Headlines anticipate a rise in bank mergers
Banking industry observers agree that 2025 will show significant growth in bank merger and acquisition (M&A) activity.
Recent headlines highlight the coming tide:
“Bank M&A deal sizes poised to surge in 2025” American Banker
“CEO confidence and stock market performance listed as top factors that should increase M&A activity”
Banking Exchange
“How banks are preparing for a possible 2025 M&A boom” BAI
The M&A landscape is heating up and banks should prepare for a surge in dealmaking this year.
Several factors align to create favorable conditions, from lower interest rates to shifts in regulatory policies. According to S&P Global, a strong close in 2024 has set the table for 2025:
“There were 108 US bank deals worth an aggregate deal value of $13.07 billion announced in 2024 through Oct. 31, surpassing the total deal value of $8.95 billion from 155 deal announcements and $4.15 billion from 98 bank deal announcements in all
of 2022 and 2023, respectively.”
Engage from a position of strength
A merger or acquisition may present an attractive growth option for your institution. Although mergers offer great potential to enhance income, increase depositor value, and manage volatility more effectively, integrations are intricate processes requiring
expertise significantly beyond the typical scope of business operations.
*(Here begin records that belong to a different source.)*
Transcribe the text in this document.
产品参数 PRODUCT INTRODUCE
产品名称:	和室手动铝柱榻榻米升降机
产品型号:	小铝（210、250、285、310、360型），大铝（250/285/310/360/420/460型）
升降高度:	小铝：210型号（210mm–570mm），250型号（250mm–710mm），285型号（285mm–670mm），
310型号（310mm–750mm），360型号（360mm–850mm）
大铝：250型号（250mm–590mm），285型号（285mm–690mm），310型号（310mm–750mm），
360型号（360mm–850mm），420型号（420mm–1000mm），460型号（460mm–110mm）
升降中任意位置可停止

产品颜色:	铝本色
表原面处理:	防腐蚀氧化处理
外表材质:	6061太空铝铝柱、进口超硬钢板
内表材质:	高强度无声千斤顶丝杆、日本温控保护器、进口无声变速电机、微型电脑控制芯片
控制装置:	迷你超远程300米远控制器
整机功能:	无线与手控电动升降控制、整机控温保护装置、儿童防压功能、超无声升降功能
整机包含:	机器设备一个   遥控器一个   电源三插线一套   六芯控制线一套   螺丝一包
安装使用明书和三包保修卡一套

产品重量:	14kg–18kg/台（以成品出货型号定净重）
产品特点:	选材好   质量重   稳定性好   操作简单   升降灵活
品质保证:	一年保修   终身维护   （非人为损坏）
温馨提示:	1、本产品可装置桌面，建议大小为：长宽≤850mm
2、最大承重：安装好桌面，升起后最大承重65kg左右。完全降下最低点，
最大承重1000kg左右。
With thorough planning and meticulous execution, your bank can strategically position itself for successful M&As in the coming years.
Increase your bank’s efficiency by improving business processes
In today’s economy, one defined by ever-ascending expectations, an ongoing examination and modification of processes is paramount to an institution’s survival and success. As technology-dependent organizations, banks must continually increase efficiency
or risk lagging behind their peers.
Tasks, technology, and tools supporting a process can be redefined – or an entirely new process based on automation can be implemented.
Business Process Improvement evaluations, undertaken by subject matter experts, deliver the insight required to execute more efficiently, create value for customers, enhance revenue for the institution, or provide all three. Senior executives should support
an all-encompassing business process improvement initiative to analyze, design, and implement new processes to realize these desirable outcomes.
The resulting rise in efficiency provides a two-fold benefit to your organization:
- Helps to prevent your organization from becoming the acquisition target.
- Ensures your institution is well-positioned to acquire and quickly integrate less efficient or synergistic banking organizations.
Drive a comprehensive M&A plan with a target operating model
When a bank improves its efficiency through optimized business processes, it is better positioned to outperform performance targets, accelerate synergy goal achievement, and have a more successful integration experience for the combined institution’s stakeholders,
including customers and employees.
Once an institution identifies and closes an M&A deal, comprehensive planning becomes crucial to successful integrations.
To deliver substantial value, efficiency gains available in advanced technology platforms and innovative business processes must accompany new systems. This is the optimal time to apply new best practices and finely tune staffing models to ensure the realization
of maximum deal value. This effort should start well before the actual conversion event.
Banking and technology expert resources should collaborate with the business stakeholders to establish the business scope and requirements, followed by designing a blueprint to realize the vision.
A target operating model assists in defining how your bank will implement new solutions, reviews employee roles, and identifies potential efficiency enhancements for business processes using these solutions. The primary objective is to maximize the utility
of the modern technology features and functions, ensuring the combined institution achieves optimal efficiency and the highest return on investment.
Realize synergies with outside assistance
Bank technology partners can assist in defining and developing technological synergies that add value to the transaction and/or help keep customer satisfaction high. With the foundation of mutual trust, bankers can ask partners to help them ask the correct
questions during technology assessments – both in the due diligence and initial planning stages of the merger transaction.
Ben Franklin may not have had a bank merger in mind when he penned this quote, but it certainly applies. Mergers and their related changes are defining events that require ensuring your own efficiency is in order and meticulous planning through a target
operating model to achieve successful consolidation.
“By failing to prepare, you’re preparing to fail.”